Cristina aún insatisfecha, buscó en el frigorífico la botella de bebida isotónica de su marido, se detuvo junto a la puerta hasta que escuchó la ducha, cogió un embudo y el bote de cayena molida. Fue un visto y no visto, todavía se oía la ducha mientras ella agitaba la botella bailando rumbosa por la cocina al son del bolero que ponían en la radio. Pero sonó el teléfono y se le borró la sonrisa.
—¿Diga?
—Hola Miguel. Sí, sí, ya me ha dicho Antonio. Se está duchando. Sí, no faltaría más, ven cuando quieras.
—Por cierto... ¿Qué tal en el trabajo? He notado a Antonio algo tenso.
—Sí, ya, ya imagino, ya, en todos lados está igual. ¡Ah, tenéis personal nuevo en la oficina? ¿Una mujer! ¡Qué sorpresa! ¿No se llamará Teresa, verdad? —exclamó mientras retorcía el cable del auricular.
—¡Ah! ¡Je,je,je! Una que es un poco bruja —bromeó forzando la risa.—¿Que el jefe la tiene en palmitas? —Menudo viejo verde pensó. —Vaya. ¡Muy elegante? ¿Dulce como un bombón, dice! Vaya con el Jefe.
—Nada, nada. Luego te veo. Adiós.
El sonido de la guillotina no difería mucho del que produjo el teléfono al colgar Cristina. Apoyó la cadera en la encimera, cruzó los brazos asiendo una sartén y esperó que llegara su amado Antonio.
—¿Llamó Miguel?
—Sí.
—Y te dijo a qué hora me recoge.
—Sí.
Antonio, intrigado, se acercó meloso a sonsacarle pensando que su traviesa mujer quería jugar con él.
—¿Te ocurre algo, cielo?
—No. ¿Y a ti?
—Bueno, hoy no está siendo uno de mis mejores días. Lo reconozco.
—¿Quién es Teresa?
—¿Teresa? ¿Qué Teresa?
—Antonio, no disimules. Tu compañera. Miguel ya me ha puesto al corriente. ¿Un encanto, no!
—Ah... sí, es cierto, muy maja. Había olvidado comentártelo. Pero. ¿No… no estarás celosa? —manifestó sorprendido.

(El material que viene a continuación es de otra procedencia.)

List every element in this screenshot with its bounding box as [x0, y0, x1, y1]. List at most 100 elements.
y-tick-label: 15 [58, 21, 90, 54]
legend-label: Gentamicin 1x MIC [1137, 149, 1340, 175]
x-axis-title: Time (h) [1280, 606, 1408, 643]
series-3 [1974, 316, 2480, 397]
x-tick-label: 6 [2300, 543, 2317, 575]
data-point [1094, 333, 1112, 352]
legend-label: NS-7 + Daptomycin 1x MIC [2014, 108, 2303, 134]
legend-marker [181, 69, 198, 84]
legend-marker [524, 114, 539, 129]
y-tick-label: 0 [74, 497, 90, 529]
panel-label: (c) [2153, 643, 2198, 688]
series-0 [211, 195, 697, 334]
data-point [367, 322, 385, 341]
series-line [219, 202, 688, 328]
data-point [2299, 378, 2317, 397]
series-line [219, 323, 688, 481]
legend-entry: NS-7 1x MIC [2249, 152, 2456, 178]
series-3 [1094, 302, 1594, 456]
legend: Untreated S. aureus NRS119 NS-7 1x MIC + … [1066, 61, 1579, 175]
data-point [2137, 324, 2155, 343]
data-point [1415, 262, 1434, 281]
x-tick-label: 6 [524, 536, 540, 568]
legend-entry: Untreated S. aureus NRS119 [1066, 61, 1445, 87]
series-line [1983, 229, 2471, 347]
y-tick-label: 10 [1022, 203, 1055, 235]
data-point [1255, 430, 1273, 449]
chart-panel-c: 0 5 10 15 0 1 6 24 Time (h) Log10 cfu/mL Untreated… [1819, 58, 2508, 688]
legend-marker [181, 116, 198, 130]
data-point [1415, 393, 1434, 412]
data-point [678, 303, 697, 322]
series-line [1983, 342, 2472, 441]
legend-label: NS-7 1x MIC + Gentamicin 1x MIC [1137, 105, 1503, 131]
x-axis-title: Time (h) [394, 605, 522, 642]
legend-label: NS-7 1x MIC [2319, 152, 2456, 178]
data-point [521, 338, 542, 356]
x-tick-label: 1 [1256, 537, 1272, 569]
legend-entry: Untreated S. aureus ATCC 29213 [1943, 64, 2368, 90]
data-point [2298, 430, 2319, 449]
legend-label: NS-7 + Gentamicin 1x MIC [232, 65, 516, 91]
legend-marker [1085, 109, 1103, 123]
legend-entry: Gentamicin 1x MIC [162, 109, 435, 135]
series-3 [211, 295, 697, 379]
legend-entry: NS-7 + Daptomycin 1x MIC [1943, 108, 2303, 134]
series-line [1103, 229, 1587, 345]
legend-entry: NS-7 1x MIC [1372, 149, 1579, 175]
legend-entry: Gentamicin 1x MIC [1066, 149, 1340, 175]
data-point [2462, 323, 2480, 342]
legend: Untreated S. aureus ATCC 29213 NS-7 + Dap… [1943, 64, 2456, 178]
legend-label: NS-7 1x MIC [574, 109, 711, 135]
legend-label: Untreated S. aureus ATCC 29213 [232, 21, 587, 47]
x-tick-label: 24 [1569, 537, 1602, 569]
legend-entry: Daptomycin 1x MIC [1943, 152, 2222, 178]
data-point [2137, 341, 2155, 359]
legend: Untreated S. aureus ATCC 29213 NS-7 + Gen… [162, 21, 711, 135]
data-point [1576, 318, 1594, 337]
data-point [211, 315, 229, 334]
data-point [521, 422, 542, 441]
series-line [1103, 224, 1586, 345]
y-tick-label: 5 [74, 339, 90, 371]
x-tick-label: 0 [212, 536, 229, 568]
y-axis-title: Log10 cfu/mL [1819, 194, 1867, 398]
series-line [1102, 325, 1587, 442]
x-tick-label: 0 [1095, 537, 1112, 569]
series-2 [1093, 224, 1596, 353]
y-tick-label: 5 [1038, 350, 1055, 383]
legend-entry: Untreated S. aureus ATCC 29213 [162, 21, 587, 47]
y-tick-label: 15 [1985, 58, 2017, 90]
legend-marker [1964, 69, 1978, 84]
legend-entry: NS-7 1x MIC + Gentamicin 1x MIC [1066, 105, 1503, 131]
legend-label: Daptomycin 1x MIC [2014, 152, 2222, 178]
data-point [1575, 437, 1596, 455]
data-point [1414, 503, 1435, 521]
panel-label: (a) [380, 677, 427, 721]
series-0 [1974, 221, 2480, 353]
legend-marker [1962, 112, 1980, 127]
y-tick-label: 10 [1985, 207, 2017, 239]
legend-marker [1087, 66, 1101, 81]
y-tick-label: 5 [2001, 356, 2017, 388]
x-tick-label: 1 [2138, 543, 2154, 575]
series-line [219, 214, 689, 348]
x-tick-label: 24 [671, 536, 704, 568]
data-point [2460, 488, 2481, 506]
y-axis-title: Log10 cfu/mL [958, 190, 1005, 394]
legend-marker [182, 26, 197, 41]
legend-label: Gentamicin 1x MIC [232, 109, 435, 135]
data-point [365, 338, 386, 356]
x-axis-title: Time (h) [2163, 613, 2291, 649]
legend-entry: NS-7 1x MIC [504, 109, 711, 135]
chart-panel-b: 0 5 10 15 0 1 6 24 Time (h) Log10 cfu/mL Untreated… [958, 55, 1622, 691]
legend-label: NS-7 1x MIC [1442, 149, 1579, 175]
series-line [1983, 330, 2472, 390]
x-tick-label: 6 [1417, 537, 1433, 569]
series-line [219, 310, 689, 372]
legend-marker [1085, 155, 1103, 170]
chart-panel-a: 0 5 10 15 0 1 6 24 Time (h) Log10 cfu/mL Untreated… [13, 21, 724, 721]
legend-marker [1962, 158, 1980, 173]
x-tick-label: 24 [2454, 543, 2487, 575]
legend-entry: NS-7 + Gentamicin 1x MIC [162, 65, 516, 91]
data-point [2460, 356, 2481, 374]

—¿Debería estarlo? —respondió cortante.
Antonio mantuvo durante unos segundos una cara de incredulidad propia de experimentar una aparición mariana.
—Cariño, le falta un año para jubilarse. Podría ser mi abuela —sentenció estupefacto.
Los pitidos de un claxon interrumpieron tan idílica escena conyugal.
—Bueno. Me voy que Miguel está esperando. Luego hablamos —dijo y le dio un beso que la dejó descompuesta y cavilando a contrarreloj.
—Antonio. Esta tarde ya no vamos al cine con mi hermana —exclamó conciliadora.
—¿Y eso?
—La quiero para nosotros dos solos —susurró acaramelada mientras calculaba si tendría tiempo para ir a casa de su madre a pedirle prestado alguno de los vestidos que aún atesoraba de su abuela.